Futbol oyun pratiği benim için öncelikli olarak bir mimaridir. Alan, zaman ve 11 kişilik insan kaynağıyla inşa edilen bu mimari, dinamik yapısıyla zihnin hayal edebileceği her türlü geometri biçimlerde form bulabilir. Ben yeteneğe inanmam. Kolektif oyunlarda değerli olan birleşik ve bitişik yeteneklerin toplamıdır. Yetenek bu oyunun ana malzemesidir ve diğer girdilerle ilişkisi kıymetli olur. Yetenekli olan inşa edilen oyundur. Tek bireyin değil toplam oyuncu grubunun total yeteneğidir burada ima edilen. Futbol ölçülebilir bir oyun olduğu için kesinliğe yakın bir şekilde yorumlanabilir.
Yetenek çok tekrar ve sıkı çalışma sonucu bedenimizin o işi yapmak için aldığı formun adıdır. Yetenek doğumla gelmez. Anne rahminden koptuktan sonra yaşanılan hikâyenin meyvesidir. Özgün bir oyun, sürdürülebilir bir plan ve tekrar edilebilen hareketler dizisi, yetenek halkasının, yetenekler zincire dönüştürülmesiyle ancak mümkün hale gelebilir.
Ama Türkiye oyunu, yeteneğin icra ettiği eylem olarak görüp algılıyor.
Burada önemli olan ilkesel olgu, yeteneği oyunun yerine ikame eden zihniyetin mahkûm edilmesidir. Oyun bütün, yetenek parçadır. Yetenek oyunun avadanlıklarındandır.
Türk dostlarıma akıl vermek gibi olmasın ama içinde Fatih Terimlerin Şenol Güneşlerin, Rıdvan Dilmenlerin ve Erman Toroğluların olmadığı yepyeni bir hikâye yazmak zorundasınız. Yoksa bu köhne gemi sürekli su almaya devam eder.
Yüzyıldır eleştiriye tabi tutulmamış, Türkiye futbol oynama pratiği, kendi kendini, kendi imkanları içinde dönüştüremez.
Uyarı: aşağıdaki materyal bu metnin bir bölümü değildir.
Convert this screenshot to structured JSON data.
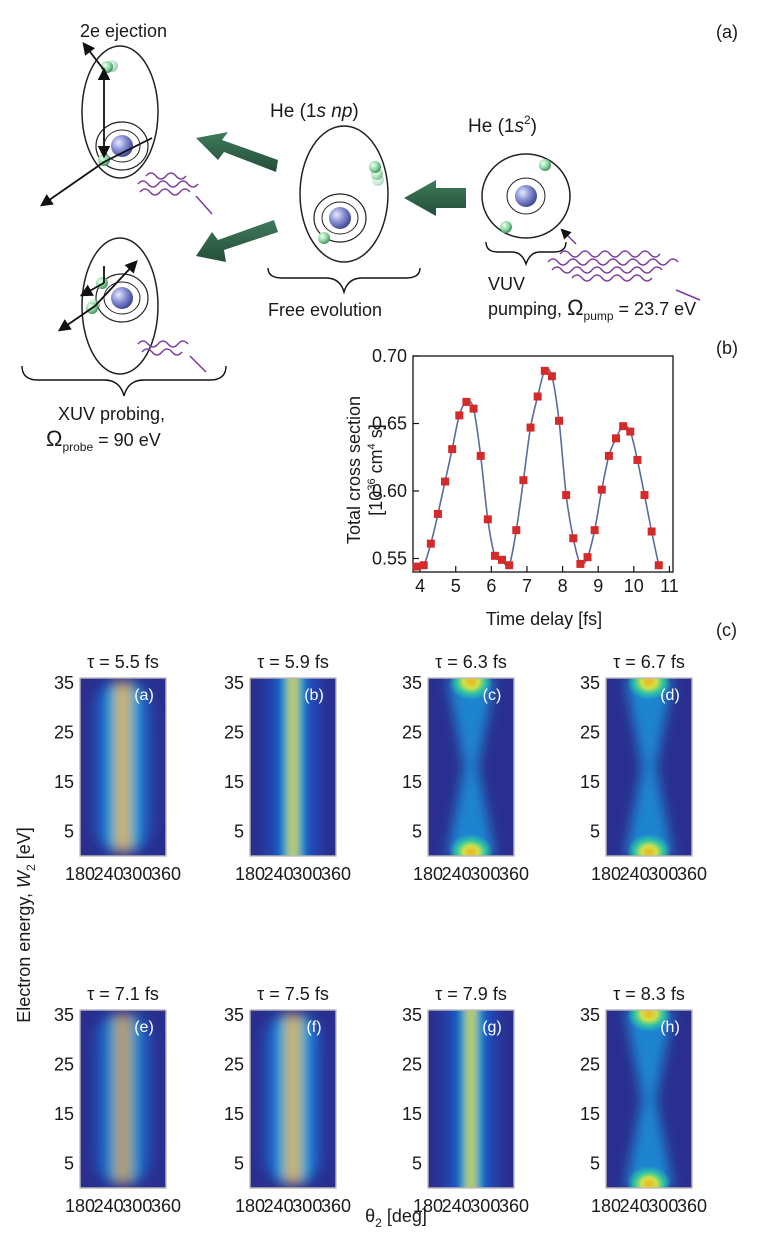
{
  "figure": {
    "panel_labels": {
      "a": "(a)",
      "b": "(b)",
      "c": "(c)"
    }
  },
  "diagram_a": {
    "ejection_label": "2e ejection",
    "he_np_label_prefix": "He (1",
    "he_np_label_s": "s",
    "he_np_label_np": "np",
    "he_np_label_suffix": ")",
    "he_gs_label_prefix": "He (1",
    "he_gs_label_s": "s",
    "he_gs_label_sup": "2",
    "he_gs_label_suffix": ")",
    "free_evolution": "Free evolution",
    "vuv_line1": "VUV",
    "vuv_line2_prefix": "pumping, ",
    "omega": "Ω",
    "pump_sub": "pump",
    "pump_value": " = 23.7 eV",
    "xuv_line1": "XUV probing,",
    "probe_sub": "probe",
    "probe_value": " = 90 eV"
  },
  "chart_data": [
    {
      "type": "scatter",
      "panel": "(b)",
      "ylabel_line1": "Total cross section",
      "ylabel_line2_prefix": "[10",
      "ylabel_line2_sup1": "36",
      "ylabel_line2_mid": " cm",
      "ylabel_line2_sup2": "4",
      "ylabel_line2_suffix": " s]",
      "xlabel": "Time delay [fs]",
      "xlim": [
        3.8,
        11.1
      ],
      "ylim": [
        0.54,
        0.7
      ],
      "xticks": [
        4,
        5,
        6,
        7,
        8,
        9,
        10,
        11
      ],
      "yticks": [
        "0.55",
        "0.60",
        "0.65",
        "0.70"
      ],
      "ytick_values": [
        0.55,
        0.6,
        0.65,
        0.7
      ],
      "marker_color": "#d42a2a",
      "line_color": "#5a6b9e",
      "x": [
        3.9,
        4.1,
        4.3,
        4.5,
        4.7,
        4.9,
        5.1,
        5.3,
        5.5,
        5.7,
        5.9,
        6.1,
        6.3,
        6.5,
        6.7,
        6.9,
        7.1,
        7.3,
        7.5,
        7.7,
        7.9,
        8.1,
        8.3,
        8.5,
        8.7,
        8.9,
        9.1,
        9.3,
        9.5,
        9.7,
        9.9,
        10.1,
        10.3,
        10.5,
        10.7
      ],
      "y": [
        0.544,
        0.545,
        0.561,
        0.583,
        0.607,
        0.631,
        0.656,
        0.666,
        0.661,
        0.626,
        0.579,
        0.552,
        0.549,
        0.545,
        0.571,
        0.608,
        0.647,
        0.67,
        0.689,
        0.685,
        0.652,
        0.597,
        0.565,
        0.546,
        0.551,
        0.571,
        0.601,
        0.626,
        0.639,
        0.648,
        0.644,
        0.623,
        0.597,
        0.57,
        0.545
      ]
    },
    {
      "type": "heatmap",
      "panel": "(c)",
      "ylabel_prefix": "Electron energy, ",
      "ylabel_var": "W",
      "ylabel_sub": "2",
      "ylabel_suffix": " [eV]",
      "xlabel_var": "θ",
      "xlabel_sub": "2",
      "xlabel_suffix": " [deg]",
      "xticks": [
        "180",
        "240",
        "300",
        "360"
      ],
      "yticks": [
        "35",
        "25",
        "15",
        "5"
      ],
      "xlim": [
        180,
        360
      ],
      "ylim": [
        0,
        36
      ],
      "panels": [
        {
          "label": "(a)",
          "tau": "τ = 5.5 fs",
          "shape": "blob",
          "intensity": 1.0
        },
        {
          "label": "(b)",
          "tau": "τ = 5.9 fs",
          "shape": "band",
          "intensity": 0.6
        },
        {
          "label": "(c)",
          "tau": "τ = 6.3 fs",
          "shape": "xshape",
          "intensity": 0.55
        },
        {
          "label": "(d)",
          "tau": "τ = 6.7 fs",
          "shape": "xshape",
          "intensity": 0.45
        },
        {
          "label": "(e)",
          "tau": "τ = 7.1 fs",
          "shape": "blob",
          "intensity": 0.85
        },
        {
          "label": "(f)",
          "tau": "τ = 7.5 fs",
          "shape": "blob",
          "intensity": 1.0
        },
        {
          "label": "(g)",
          "tau": "τ = 7.9 fs",
          "shape": "band",
          "intensity": 0.8
        },
        {
          "label": "(h)",
          "tau": "τ = 8.3 fs",
          "shape": "xshape",
          "intensity": 0.45
        }
      ]
    }
  ]
}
Dönüşüm için, kapsayıcı eleştiri ve yeni tercihlere ihtiyaç var.
Her şeyden önce futbol oyunu, vakti zamanında topa üç kere vurmuş eski topçuların egemenlik alanından çıkarılmalı. Futbol artık, futbol oynamış olanların bir ömür boyu istismar edeceği oyuncak değil. Daha da ötesi futbolu bilmek, sadece oynamışların imtiyazı değil.
Eski topçu, eski topçu kimliğini geride bırakmadan, yeni kimliği futbol oyunun talepleri içinde dönüşüme uğramadan, futbol oyun dairesi içinde yer almaya hak kazanamaz.
Son dönemlerin popüler ifadesiyle, Türkiye’de top oynamak ile futbol oynamak arasında bir ayırıma gidilmiyor. Topu, bedeni buna uygun olan herkes oynayabilir ama futbol oyununu, bir süreç olarak herkes tasarlayıp kurgulayamaz. Herkes top oynadığı için, tasarım ve kurgu işi ciddiye alınmıyor.
Tasarım ve kurgu, onu önceleyen bir felsefe olmaksızın olmaz. Kurmak, inşa etmek, tasarlamak, felsefe olmadan, temeli olmayan bir gecekondu olur ancak.
Kısacası ilk ve sert zeminde bu oyunla yüzleşmeyi göze alamayanlar bu oyunun kaderini değiştiremezler.